Whereas in Uganda he had used former prostitutes to spread the message about AIDS, in Chicago he recruited reformed ex-convicts and ex-gang members. Called "violence interrupters," they return to the same neighborhoods where they once got into trouble. If they see a fight or hear of one brewing, they literally interrupt it and say, "Don't ruin your life over this petty slight," or "Don't shoot someone or pull a knife because he looked at your girlfriend or because he cut in front of you in line." Slutkin matches at-risk kids with older trained mentors in their communities, and he brings together the whole community, law enforcement, clergy, teachers, school administrators, and parents, so each of them can deliver the message that violence is not accepted here. They march in the streets to protest after shootings and put up billboards with the pictures of beautiful young children, saying, "I want to grow up." In its first year, CeaseFire cut shootings in one police beat by 68 percent. In six communities, it reduced shootings by 42 percent. By 2004 CeaseFire had been implemented in fifteen Chicago neighborhoods. Within a few years, it would be used in cities throughout Illinois.

After the Howard University conference, my staff and I held six regional conferences, to highlight more programs and reach more people; in short, to help the helpers. We searched published reports and interviewed hundreds of experts to find organizations that were turning around what might otherwise have been tragedies. Each organization had to have independent statistics measuring its success and a track record to pass our vetting process. What we found amazed us.

The human needs in parts of our society are so great that fatherhood initiatives must teach young men the most basic lessons of being a dad. One program I visited in Kansas taught fathers and their children how to hug. They started with a thirty-second embrace. For most of these children and their dads, it was the first time they had ever been wrapped in each other's arms.

I traveled again to Los Angeles to visit Will Power to Youth, a program founded by Ben Donenberg and sponsored in part by Tom Hanks and Rita Wilson, which uses Shakespeare to reach at-risk kids.
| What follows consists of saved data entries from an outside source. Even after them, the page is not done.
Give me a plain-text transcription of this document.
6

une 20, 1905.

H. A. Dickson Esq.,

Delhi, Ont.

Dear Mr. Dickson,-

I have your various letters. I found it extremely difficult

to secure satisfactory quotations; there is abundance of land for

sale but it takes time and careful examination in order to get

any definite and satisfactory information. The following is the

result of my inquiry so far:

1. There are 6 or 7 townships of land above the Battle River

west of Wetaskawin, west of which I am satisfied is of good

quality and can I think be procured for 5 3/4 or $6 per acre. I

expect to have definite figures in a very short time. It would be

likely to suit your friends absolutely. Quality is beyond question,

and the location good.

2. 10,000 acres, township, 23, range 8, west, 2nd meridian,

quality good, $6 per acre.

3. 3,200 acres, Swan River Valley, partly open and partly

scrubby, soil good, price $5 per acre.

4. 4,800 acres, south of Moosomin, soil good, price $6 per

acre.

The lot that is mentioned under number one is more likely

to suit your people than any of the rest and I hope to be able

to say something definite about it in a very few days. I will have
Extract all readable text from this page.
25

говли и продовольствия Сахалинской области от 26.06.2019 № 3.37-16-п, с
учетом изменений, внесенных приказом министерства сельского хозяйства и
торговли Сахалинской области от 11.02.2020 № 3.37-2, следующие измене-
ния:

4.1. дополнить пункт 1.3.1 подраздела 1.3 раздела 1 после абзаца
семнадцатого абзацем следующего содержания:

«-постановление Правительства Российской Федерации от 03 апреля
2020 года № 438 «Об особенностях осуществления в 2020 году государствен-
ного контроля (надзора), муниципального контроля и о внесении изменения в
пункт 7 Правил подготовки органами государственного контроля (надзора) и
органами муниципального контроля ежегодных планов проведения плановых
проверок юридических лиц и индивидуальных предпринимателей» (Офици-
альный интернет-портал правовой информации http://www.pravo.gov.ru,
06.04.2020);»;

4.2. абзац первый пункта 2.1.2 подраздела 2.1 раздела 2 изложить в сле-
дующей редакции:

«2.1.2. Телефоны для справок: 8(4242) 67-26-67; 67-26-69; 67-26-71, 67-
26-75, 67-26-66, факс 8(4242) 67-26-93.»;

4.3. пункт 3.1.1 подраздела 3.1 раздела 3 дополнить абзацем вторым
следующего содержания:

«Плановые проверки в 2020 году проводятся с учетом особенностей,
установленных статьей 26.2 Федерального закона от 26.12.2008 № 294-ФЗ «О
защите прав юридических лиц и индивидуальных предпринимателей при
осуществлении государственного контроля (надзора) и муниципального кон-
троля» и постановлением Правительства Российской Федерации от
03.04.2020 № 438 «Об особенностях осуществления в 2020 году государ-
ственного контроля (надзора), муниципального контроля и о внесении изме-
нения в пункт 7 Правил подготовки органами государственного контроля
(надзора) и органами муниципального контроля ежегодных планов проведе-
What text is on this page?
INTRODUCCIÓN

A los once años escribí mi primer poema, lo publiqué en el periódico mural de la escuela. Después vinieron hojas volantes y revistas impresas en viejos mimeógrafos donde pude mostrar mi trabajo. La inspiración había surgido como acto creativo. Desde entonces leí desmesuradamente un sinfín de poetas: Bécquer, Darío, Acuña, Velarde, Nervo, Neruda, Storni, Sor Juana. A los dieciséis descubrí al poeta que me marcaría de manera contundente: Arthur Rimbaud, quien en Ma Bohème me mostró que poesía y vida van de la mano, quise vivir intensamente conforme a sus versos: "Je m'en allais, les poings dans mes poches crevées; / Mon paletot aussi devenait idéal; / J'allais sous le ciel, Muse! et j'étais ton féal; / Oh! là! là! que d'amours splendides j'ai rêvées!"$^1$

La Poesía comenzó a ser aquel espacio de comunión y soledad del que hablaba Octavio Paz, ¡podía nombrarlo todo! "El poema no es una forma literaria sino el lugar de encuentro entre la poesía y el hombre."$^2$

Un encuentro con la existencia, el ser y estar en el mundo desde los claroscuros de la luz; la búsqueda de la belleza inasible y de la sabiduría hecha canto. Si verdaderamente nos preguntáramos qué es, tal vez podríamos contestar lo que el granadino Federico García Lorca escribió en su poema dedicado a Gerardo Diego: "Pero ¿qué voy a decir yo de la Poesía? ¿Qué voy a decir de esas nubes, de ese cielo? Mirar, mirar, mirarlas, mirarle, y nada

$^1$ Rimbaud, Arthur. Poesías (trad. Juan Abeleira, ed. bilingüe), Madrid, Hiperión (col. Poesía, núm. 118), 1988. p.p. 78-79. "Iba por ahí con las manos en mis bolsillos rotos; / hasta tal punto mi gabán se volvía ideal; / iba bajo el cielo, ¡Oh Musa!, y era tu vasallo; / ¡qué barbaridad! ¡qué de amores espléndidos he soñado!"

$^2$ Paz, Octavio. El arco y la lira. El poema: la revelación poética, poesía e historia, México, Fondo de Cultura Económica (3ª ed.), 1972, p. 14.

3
Instead of hanging out with gangs, teens in L.A. are paid to spend a summer producing a Shakespeare play, building scenery, acting, and learning Shakespeare. One of the young men I met was hired by Home Depot for its kitchen design department because of what he had learned designing sets for Shakespeare plays. I saw a program in Atlanta where Emory University students coach debate teams in housing projects, to teach kids to use their minds and their words to settle disputes. In upstate New York, I watched as teenagers were taken through a mock arrest and jury trial to see how evidence is presented and what their sentences would be for a potential crime. I played the Good Behavior Game with kids in Baltimore. Dr. Sheppard Kellam helped pioneer the game; his idea was that many children do not know how to be students; they have never seen a parent read, have never sat still in a chair to listen. The Good Behavior Game teaches them how to behave in school.

I also told these success stories to other audiences, speaking to the National League of Cities, the Big Brothers Big Sisters conference, and other organizations around the nation. After three years my office had helped to develop a more organized way for these innovators and pioneers to share their findings and their wisdom. We created a special website to help new organizations get started and existing ones to expand. And George signed an executive order to make the special interagency working group permanent.

There are still gangs, still teenagers going to jail, still children without fathers, but there are also more people giving their time and their lives to offer kids another path. In December of 2008, Gary Slutkin of CeaseFire wrote to me, "I believe that someday we may be able to contain violence, as we have so many other epidemic problems of history." However difficult that may be, there is no reason not to try.